Risks for transgender people
Some transgender people do not go through a medical or surgical transition to confirm their gender. Transgender people are often mistreated by the medical system. They can also face structural risks.
For example, it is quite common for transgender people to engage in sex work compared to the general population. This is especially true for transgender women and transfemale people. This is partly due to the difficulty in finding work.
It is worth noting that just as the word for working with the assumption that all people are heterosexual is called heteronormativity , the word for working with the assumption that all people are cisgender is cisnormality.
This differs from gender essentialism – the idea that everyone should behave in a certain, gender-specific way, related to the gender assigned to them at birth.
Cisgender versus non-trans
Many sexuality educators, LGBT activists, and people familiar with gender politics use the term cisgender to reduce the stigma associated with transgender identity. Many people can use cisgender and "normal sex" interchangeably. However, this means that transgender people are not normal.
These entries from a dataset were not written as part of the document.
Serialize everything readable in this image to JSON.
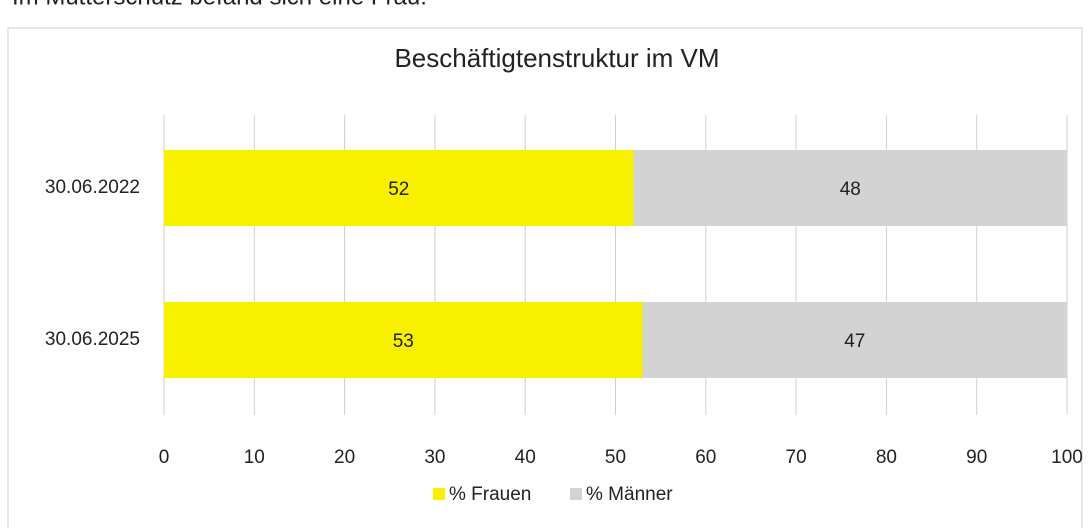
{
  "above_text": "Im Mutterschutz befand sich eine Frau.",
  "chart_data": {
    "type": "stacked_barh",
    "title": "Beschäftigtenstruktur im VM",
    "categories": [
      "30.06.2022",
      "30.06.2025"
    ],
    "series": [
      {
        "name": "% Frauen",
        "color": "#f7f100",
        "values": [
          52,
          53
        ]
      },
      {
        "name": "% Männer",
        "color": "#d3d3d3",
        "values": [
          48,
          47
        ]
      }
    ],
    "xlim": [
      0,
      100
    ],
    "xticks": [
      0,
      10,
      20,
      30,
      40,
      50,
      60,
      70,
      80,
      90,
      100
    ],
    "grid": true,
    "legend": "bottom"
  }
}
On the contrary, the use of the term cisgender does not give relative value to any of the gender identities. Instead, accept transgender and cisgender identities as equivalent ways of learning about gender.
Some transgender activists prefer the term "non-transgender" to the term "cisgender." They see that people who identify as cisgender do not want to be labeled transgender.
In truth, the purpose of both terms, cisgender and non-transgender, is the same. These terms are intended to categorize the gender identity of each individual, excluding the notion that there is a standard or "normal" category.